Dije en el capítulo anterior que donde las dan las toman, y es muy cierto. También lo es, como había dicho el moro Gurriato, que Dios ciega a quienes quiere perder. Y que conviene visitar la horca antes que el lugar, añado yo. Porque cinco días después de apresar la gran mahona, caímos en una trampa. O quizá sea más adecuado decir que en la trampa nos metimos solos, por forzar demasiado nuestra suerte. Fue el caso que, envalentonado por la buena presa, decidió don Agustín Pimentel subir hacia el norte, barajando la costa firme, para saquear Foyavequia, una pequeña ciudad habitada por otomanos que está en la Anatolia, en el golfo que llaman Escanderlu. Y así, después de dar siete pies de tierra turca a cada uno de nuestros muertos en la isla de los Hornos -allí quedaron el sargento Zugastieta, el caporal Conesa y otros buenos camaradas-, navegamos la vuelta de tramontana hasta pasar el canal y los despalmadores de Xío, y de ahí, a levante del cabo Negro y la embocadura de Esmirna, entramos en el citado golfo, donde nos mantuvimos al pairo lejos de la costa, en espera de que llegara la noche. Lo hicimos confiados, pese a una señal de mal agüero que nos tenía en desazón; y fue que habiendo enviado por delante, a descubrir y tomar lengua, a la San Juan Bautista de Malta, nunca volvimos a tener noticias de su paradero; y hasta el día de hoy nadie volvió a verla ni a saber de ella, ignorándose siempre si se hundió, si fue capturada, si hubo supervivientes o no, pues ni siquiera los turcos dieron razón jamás. Como tantos misterios que duermen bajo las aguas, con sus trescientos cuarenta hombres a bordo entre caballeros, soldados, marineros y chusma, a esa galera se la tragaron el mar y la Historia.

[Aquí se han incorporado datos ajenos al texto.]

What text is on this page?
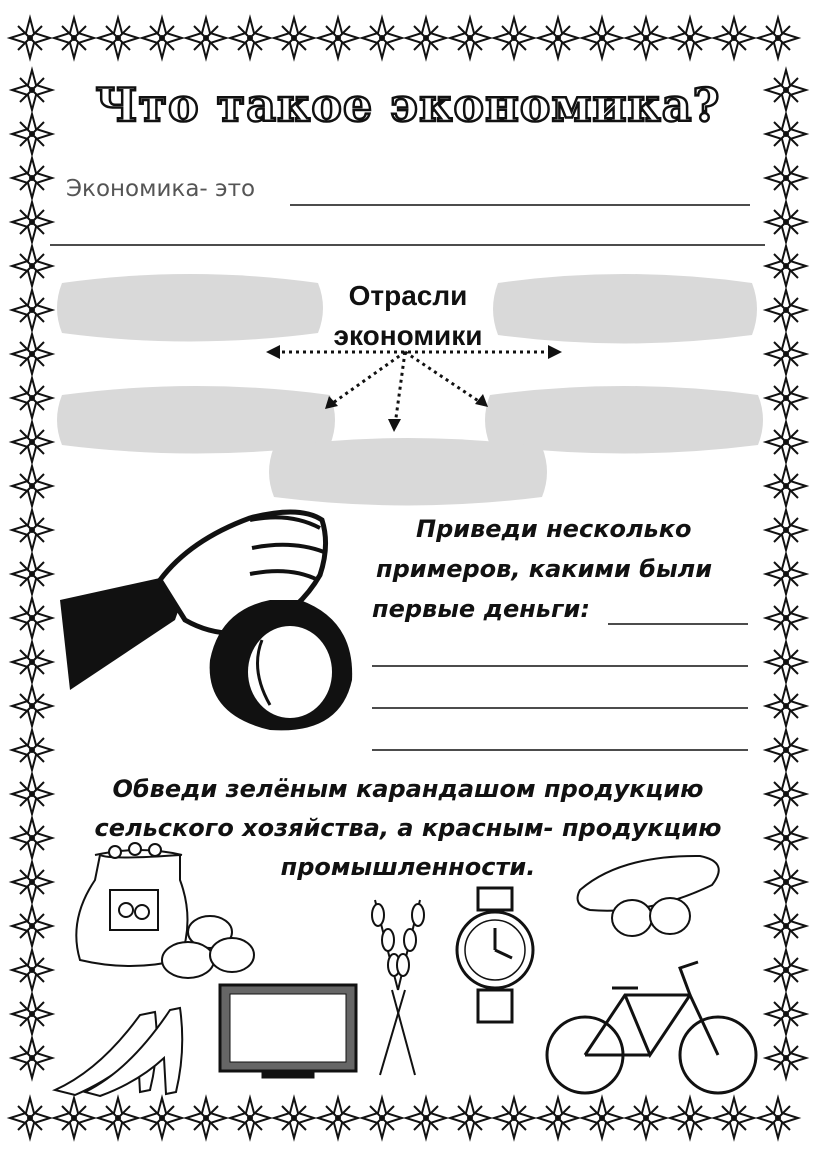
Что такое экономика?
Экономика- это
Отрасли
экономики
Приведи несколько
примеров, какими были
первые деньги:
Обведи зелёным карандашом продукцию
сельского хозяйства, а красным- продукцию
промышленности.
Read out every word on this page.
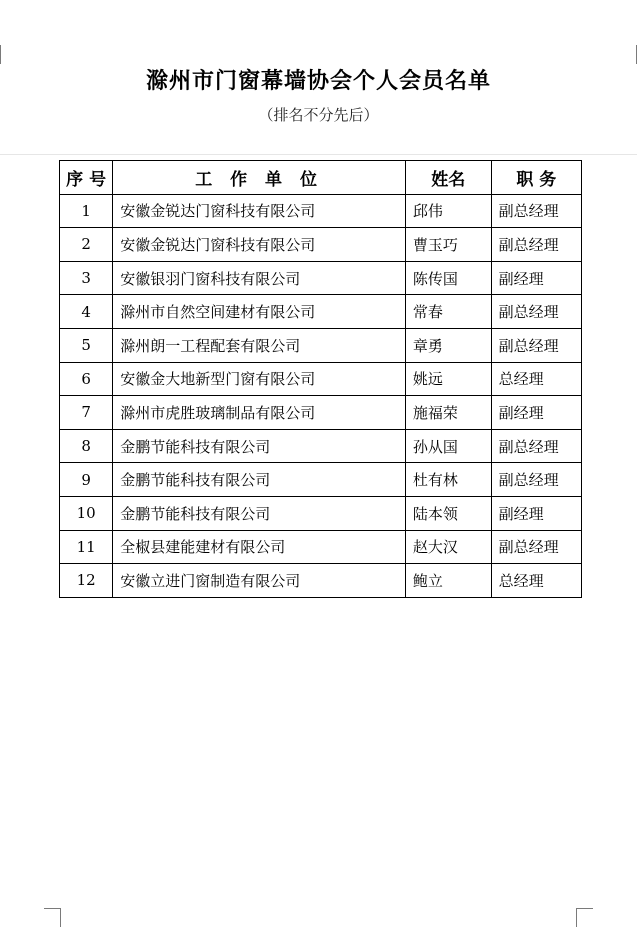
滁州市门窗幕墙协会个人会员名单
（排名不分先后）
序 号	工 作 单 位	姓名	职 务
1	安徽金锐达门窗科技有限公司	邱伟	副总经理
2	安徽金锐达门窗科技有限公司	曹玉巧	副总经理
3	安徽银羽门窗科技有限公司	陈传国	副经理
4	滁州市自然空间建材有限公司	常春	副总经理
5	滁州朗一工程配套有限公司	章勇	副总经理
6	安徽金大地新型门窗有限公司	姚远	总经理
7	滁州市虎胜玻璃制品有限公司	施福荣	副经理
8	金鹏节能科技有限公司	孙从国	副总经理
9	金鹏节能科技有限公司	杜有林	副总经理
10	金鹏节能科技有限公司	陆本领	副经理
11	全椒县建能建材有限公司	赵大汉	副总经理
12	安徽立进门窗制造有限公司	鲍立	总经理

Pero bien venga el daño si viene solo. Pese a que la San Juan Bautista no se nos había unido como estaba previsto, estimó don Agustín Pimentel que vendría retrasada, y que tres galeras bastaban a la incursión, por ser Foyavequia fortaleza de poco porte, que ya había sido saqueada por la gente de Malta en el año dieciséis. Atardeció al fin sin novedad, llenamos el estómago con un rancho de habas remojadas, frías -no podíamos encender fuegos-, un puñado de aceitunas y una cebolla para cada cuatro hombres, y a la hora del avemaría, por una mar tranquila, cubierto el cielo y sin soplo de brisa, empezamos a bogar arrimándonos a tierra con los fanales apagados. La noche era oscura, y nos hallaríamos a una milla de la ciudad, muy juntas las tres galeras, cuando el vigía de una gata creyó ver algo a nuestra espalda, hacia mar abierto: sombras de naves y velas, dijo, aunque no estaba seguro pues ninguna luz las delataba. Interrumpimos la boga, acercáronse las galeras unas a otras y hubo consejo a la voz, en torno a la capitana. Cabía que las sombras fuesen nubes bajas iluminadas por la última luz de la tarde, o alguna embarcación engolfada a lo lejos; pero también podía tratarse de una o varias naves enemigas; en cuyo caso, tenerlas cerrándonos el mar abierto era de consideración, sin contar la posibilidad de que nuestras galeras fuesen atacadas fondeadas ante la playa y con la gente de brega en tierra. Así que, muy contrariado, nuestro general destacó su esquife a reconocer aquello, mientras aguardábamos con el ansia que es de suponer. Tornaron los del esquife al comienzo de la guardia de media, señalando que había cinco o más sombras, galeras en apariencia, y que no osaron acercarse más por no verse descubiertos y presos. Con tal información, que fue como un rayo a nuestros pies, decidió don Agustín Pimentel no seguir adelante. Podían ser turcos de Xío o Metelín, mercantes que navegaban en conserva, o tal vez una flotilla corsaria que se disponía a bajar hacia poniente. Harto se discutió cada posibilidad, incluida la de escabullirnos en la oscuridad; pero era improbable conseguirlo sin ser sentidos, y peligroso al no conocer con quién nos las habíamos. De modo que, manteniendo la instrucción de no encender fuegos a bordo, doblada la guardia para prevenir un ataque nocturno, se nos ordenó descansar a turnos, en zafarrancho. Y así aguardamos sobre las armas, con un ojo abierto y la inquietud en el corazón, a que la luz del día aclarase nuestro destino.